One of the more famous food/art interventions was enacted by the Thai-Argentinian artist Rirkrit Tiravanija in New York’s 303 Gallery in 1991. Untitled (free) saw the artist transform the gallery office into a crude kitchen, where he served up rice and curry, for free, to daily visitors. In the moment, his piece challenged how people interacted with a commercial gallery; much like el Meddeb’s couscous on stage, it made the entire experience more casual and welcoming. It’s become such an iconic project that Tiravanija has re-created the exact piece (right down to roughly-hewn framed-out walls in the dimensions of the original gallery) at MoMA, somewhat erasing the informality and transgression of the original piece, turning it into a ticketed spectacle.
Decades earlier, and more utopian in scope, the artists Gordon Matta Clark and Carol Goodden took over a defunct Puerto Rican restaurant in 1971 as the home for their artist cafe FOOD. For nearly three years, they employed a rotating cast of modern dancers and luminary artists (Cage & Rauschenberg among them) to cook an ambitious and flexible (and sometimes inedible) menu. But rather than changing the art scene with the injection of food, the artists broke down the strictures of fine dining by reviewing it through the lens of art. Their project presaged many counter-culture restaurant icons (Chez Panisse among them), and brought the idea of a “perpetual dinner party” into the more formalized space of a restaurant, while also supporting low-income artists with a communal act of food-based charity.
You can watch Matta Clark’s FOOD documentary in its entirety on UbuWeb.
Or download the FOOD catalog from White Column’s 2000 retrospective exhibit.
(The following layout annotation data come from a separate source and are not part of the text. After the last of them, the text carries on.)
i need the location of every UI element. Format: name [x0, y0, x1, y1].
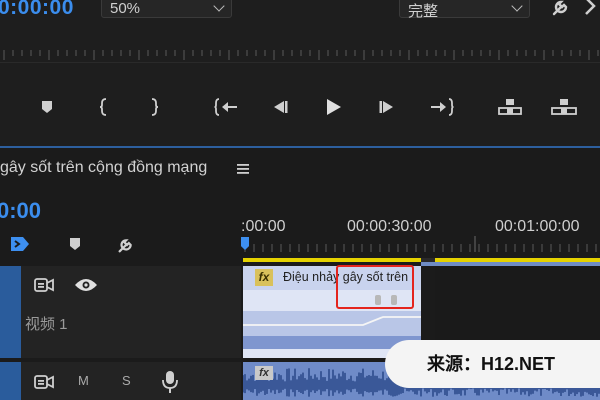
step-back-icon[interactable]: [262, 90, 296, 124]
add-marker-icon[interactable]: [67, 236, 83, 252]
go-to-out-icon[interactable]: [425, 90, 459, 124]
sequence-timecode[interactable]: 0:00: [0, 198, 41, 224]
ruler-label: 00:00:30:00: [347, 218, 432, 235]
track-target-v1[interactable]: [0, 266, 21, 358]
chevron-down-icon: [213, 0, 225, 12]
watermark: 来源：H12.NET: [385, 340, 600, 388]
sequence-tab-title[interactable]: gây sốt trên cộng đồng mạng: [0, 159, 207, 177]
zoom-level-select[interactable]: 50%: [101, 0, 232, 18]
toggle-sync-lock-icon[interactable]: [33, 373, 55, 391]
toggle-sync-lock-icon[interactable]: [33, 276, 55, 294]
zoom-level-value: 50%: [110, 0, 141, 17]
panel-menu-icon[interactable]: [584, 0, 600, 18]
go-to-in-icon[interactable]: [209, 90, 243, 124]
video-track-name[interactable]: 视频 1: [25, 313, 68, 334]
wrench-icon[interactable]: [116, 233, 138, 255]
highlight-box: [336, 265, 414, 309]
monitor-time-ruler[interactable]: [0, 40, 600, 63]
fx-badge[interactable]: fx: [255, 269, 273, 286]
mute-button[interactable]: M: [78, 373, 89, 388]
wrench-icon[interactable]: [550, 0, 574, 18]
mark-in-icon[interactable]: [87, 90, 121, 124]
playback-resolution-select[interactable]: 完整: [399, 0, 530, 20]
step-forward-icon[interactable]: [371, 90, 405, 124]
hamburger-menu-icon[interactable]: [236, 162, 250, 176]
ruler-label: :00:00: [241, 218, 286, 235]
mark-out-icon[interactable]: [137, 90, 171, 124]
track-target-a1[interactable]: [0, 362, 21, 400]
play-icon[interactable]: [316, 90, 350, 124]
playback-resolution-value: 完整: [408, 3, 439, 20]
program-monitor: [0, 0, 600, 146]
eye-icon[interactable]: [74, 277, 98, 293]
microphone-icon[interactable]: [161, 370, 179, 394]
snap-icon[interactable]: [9, 234, 31, 254]
clip-keyframe-lane: [243, 311, 421, 336]
add-marker-icon[interactable]: [30, 90, 64, 124]
chevron-down-icon: [511, 0, 523, 12]
solo-button[interactable]: S: [122, 373, 131, 388]
playhead-timecode[interactable]: 0:00:00: [0, 0, 74, 20]
ruler-label: 00:01:00:00: [495, 218, 580, 235]
extract-icon[interactable]: [547, 90, 581, 124]
lift-icon[interactable]: [493, 90, 527, 124]
fx-badge[interactable]: fx: [255, 366, 273, 380]
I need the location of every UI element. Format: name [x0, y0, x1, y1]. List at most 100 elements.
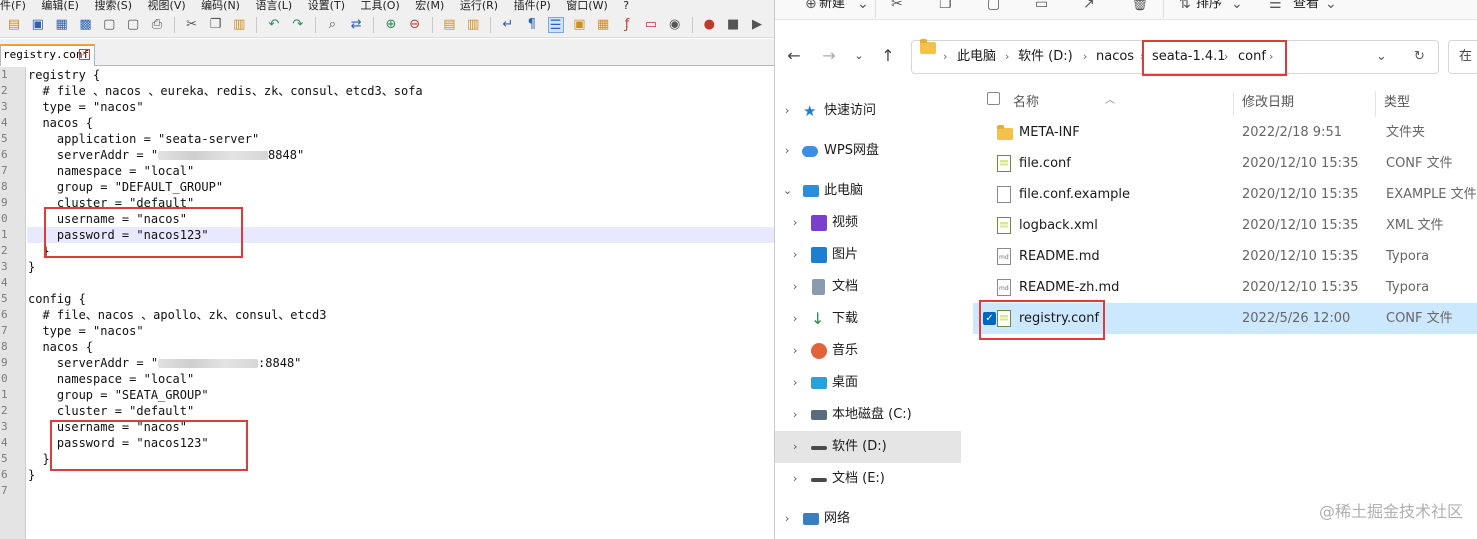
back-icon[interactable]: ←	[784, 46, 804, 66]
new-file-icon[interactable]: ▤	[6, 17, 22, 33]
close-icon[interactable]: ×	[79, 49, 90, 60]
up-icon[interactable]: ↑	[878, 46, 898, 66]
nav-quick-access[interactable]: › ★ 快速访问	[775, 95, 961, 127]
nav-downloads[interactable]: › ↓ 下载	[775, 303, 961, 335]
folder-workspace-icon[interactable]: ▭	[643, 17, 659, 33]
chevron-right-icon[interactable]: ›	[793, 239, 797, 271]
monitor-icon[interactable]: ◉	[667, 17, 683, 33]
code-editor[interactable]: 1 2 3 4 5 6 7 8 9 0 1 2 3 4 5 6 7 8 9 0 …	[0, 67, 774, 539]
menu-view[interactable]: 视图(V)	[148, 0, 186, 12]
chevron-right-icon[interactable]: ›	[793, 367, 797, 399]
chevron-right-icon[interactable]: ›	[793, 303, 797, 335]
chevron-down-icon[interactable]: ⌄	[1325, 0, 1337, 12]
chevron-right-icon[interactable]: ›	[793, 431, 797, 463]
nav-drive-e[interactable]: › 文档 (E:)	[775, 463, 961, 495]
record-macro-icon[interactable]: ●	[701, 17, 717, 33]
chevron-right-icon[interactable]: ›	[785, 503, 789, 535]
delete-icon[interactable]: 🗑	[1131, 0, 1149, 12]
nav-this-pc[interactable]: ⌄ 此电脑	[775, 175, 961, 207]
chevron-right-icon[interactable]: ›	[785, 95, 789, 127]
breadcrumb-nacos[interactable]: nacos	[1096, 41, 1134, 73]
close-file-icon[interactable]: ▢	[101, 17, 117, 33]
chevron-down-icon[interactable]: ⌄	[857, 0, 869, 12]
sync-horizontal-icon[interactable]: ▥	[465, 17, 481, 33]
user-language-icon[interactable]: ▣	[571, 17, 587, 33]
stop-macro-icon[interactable]: ■	[725, 17, 741, 33]
undo-icon[interactable]: ↶	[266, 17, 282, 33]
word-wrap-icon[interactable]: ↵	[500, 17, 516, 33]
menu-tools[interactable]: 工具(O)	[361, 0, 400, 12]
chevron-right-icon[interactable]: ›	[793, 399, 797, 431]
save-all-icon[interactable]: ▩	[77, 17, 93, 33]
cut-icon[interactable]: ✂	[891, 0, 903, 12]
forward-icon[interactable]: →	[819, 46, 839, 66]
nav-drive-c[interactable]: › 本地磁盘 (C:)	[775, 399, 961, 431]
new-icon[interactable]: ⊕	[805, 0, 817, 12]
print-icon[interactable]: ⎙	[149, 17, 165, 33]
replace-icon[interactable]: ⇄	[348, 17, 364, 33]
menu-encoding[interactable]: 编码(N)	[201, 0, 240, 12]
paste-icon[interactable]: ▥	[231, 17, 247, 33]
paste-icon[interactable]: ▢	[987, 0, 1000, 12]
open-file-icon[interactable]: ▣	[30, 17, 46, 33]
menu-settings[interactable]: 设置(T)	[308, 0, 345, 12]
search-input[interactable]: 在	[1448, 40, 1477, 74]
chevron-right-icon[interactable]: ›	[793, 271, 797, 303]
menu-run[interactable]: 运行(R)	[460, 0, 498, 12]
file-row[interactable]: README.md 2020/12/10 15:35 Typora	[973, 241, 1477, 272]
breadcrumb-drive-d[interactable]: 软件 (D:)	[1018, 41, 1073, 73]
menu-help[interactable]: ?	[623, 0, 629, 12]
close-all-icon[interactable]: ▢	[125, 17, 141, 33]
column-type[interactable]: 类型	[1384, 91, 1410, 110]
nav-drive-d[interactable]: › 软件 (D:)	[775, 431, 961, 463]
file-row[interactable]: logback.xml 2020/12/10 15:35 XML 文件	[973, 210, 1477, 241]
play-macro-icon[interactable]: ▶	[749, 17, 765, 33]
show-all-chars-icon[interactable]: ¶	[524, 17, 540, 33]
column-divider[interactable]	[1375, 91, 1376, 117]
column-divider[interactable]	[1233, 91, 1234, 117]
find-icon[interactable]: ⌕	[324, 17, 340, 33]
nav-documents[interactable]: › 文档	[775, 271, 961, 303]
breadcrumb-this-pc[interactable]: 此电脑	[957, 41, 996, 73]
chevron-right-icon[interactable]: ›	[785, 135, 789, 167]
recent-locations-icon[interactable]: ⌄	[849, 46, 869, 66]
chevron-down-icon[interactable]: ⌄	[783, 175, 792, 207]
zoom-in-icon[interactable]: ⊕	[383, 17, 399, 33]
save-icon[interactable]: ▦	[54, 17, 70, 33]
view-icon[interactable]: ☰	[1269, 0, 1282, 12]
select-all-checkbox[interactable]	[987, 92, 1000, 105]
nav-desktop[interactable]: › 桌面	[775, 367, 961, 399]
rename-icon[interactable]: ▭	[1035, 0, 1048, 12]
cut-icon[interactable]: ✂	[184, 17, 200, 33]
refresh-icon[interactable]: ↻	[1414, 41, 1425, 73]
new-button[interactable]: 新建	[819, 0, 845, 14]
column-date[interactable]: 修改日期	[1242, 91, 1294, 110]
redo-icon[interactable]: ↷	[290, 17, 306, 33]
nav-music[interactable]: › 音乐	[775, 335, 961, 367]
share-icon[interactable]: ↗	[1083, 0, 1095, 12]
address-dropdown-icon[interactable]: ⌄	[1376, 41, 1387, 73]
menu-window[interactable]: 窗口(W)	[566, 0, 607, 12]
file-row[interactable]: file.conf 2020/12/10 15:35 CONF 文件	[973, 148, 1477, 179]
menu-file[interactable]: 件(F)	[0, 0, 26, 12]
tab-registry-conf[interactable]: registry.conf ×	[0, 44, 95, 66]
file-row[interactable]: META-INF 2022/2/18 9:51 文件夹	[973, 117, 1477, 148]
sort-button[interactable]: 排序	[1196, 0, 1222, 14]
doc-map-icon[interactable]: ▦	[595, 17, 611, 33]
view-button[interactable]: 查看	[1293, 0, 1319, 14]
menu-macro[interactable]: 宏(M)	[415, 0, 444, 12]
sort-icon[interactable]: ⇅	[1179, 0, 1191, 12]
function-list-icon[interactable]: ƒ	[619, 17, 635, 33]
sync-vertical-icon[interactable]: ▤	[441, 17, 457, 33]
chevron-down-icon[interactable]: ⌄	[1231, 0, 1243, 12]
copy-icon[interactable]: ❐	[939, 0, 952, 12]
zoom-out-icon[interactable]: ⊖	[407, 17, 423, 33]
file-row[interactable]: README-zh.md 2020/12/10 15:35 Typora	[973, 272, 1477, 303]
nav-network[interactable]: › 网络	[775, 503, 961, 535]
column-name[interactable]: 名称	[1013, 91, 1039, 110]
menu-search[interactable]: 搜索(S)	[94, 0, 132, 12]
chevron-right-icon[interactable]: ›	[793, 463, 797, 495]
nav-wps-drive[interactable]: › WPS网盘	[775, 135, 961, 167]
nav-pictures[interactable]: › 图片	[775, 239, 961, 271]
file-row[interactable]: file.conf.example 2020/12/10 15:35 EXAMP…	[973, 179, 1477, 210]
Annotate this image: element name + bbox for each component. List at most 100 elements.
And now today, in Pittsburgh, a small takeout window on East Liberty Avenue beckons hungry passerby to order from Conflict Kitchen. Every six months, the entire restaurant changes its storefront and simple menu to highlight the cuisine of a country with which the US is currently in conflict. They’ve featured Cuban, Venezuelan, Iranian, and Afghan foods, wrapped in specially-designed papers featuring interviews and quotes from regular citizens and immigrants from these countries. Acknowledging how food can be an entry point to experiencing another culture, Conflict Kitchen attempts to provide an alternative perspective on these maligned nations, in contrast to the dominant media rhetoric we usually witness.
Through Conflict Kitchen, artistic practice is used to draw out the ways in which food can be weighted with heavy political significance. In The Omnivore’s Dilemma, Michael Pollan wrote:
“Eating is an agricultural act,’ as Wendell Berry famously said. It is also an ecological act, and a political act, too. Though much has been done to obscure this simple fact, how and what we eat determines to a great extent the use we make of the world – and what is to become of it.”
While many of us don’t pause to consider the daily symbolic potency of our eating, when food collides with art, it shines a light on the intersections of daily life and political meaning. Art can strip away the layers of commerce and transaction and etiquette in every meal, but food can have a similarly interesting effect on our engagement with capital-a Art, exposing the many power structures at play in galleries, museums, and ticketed performances.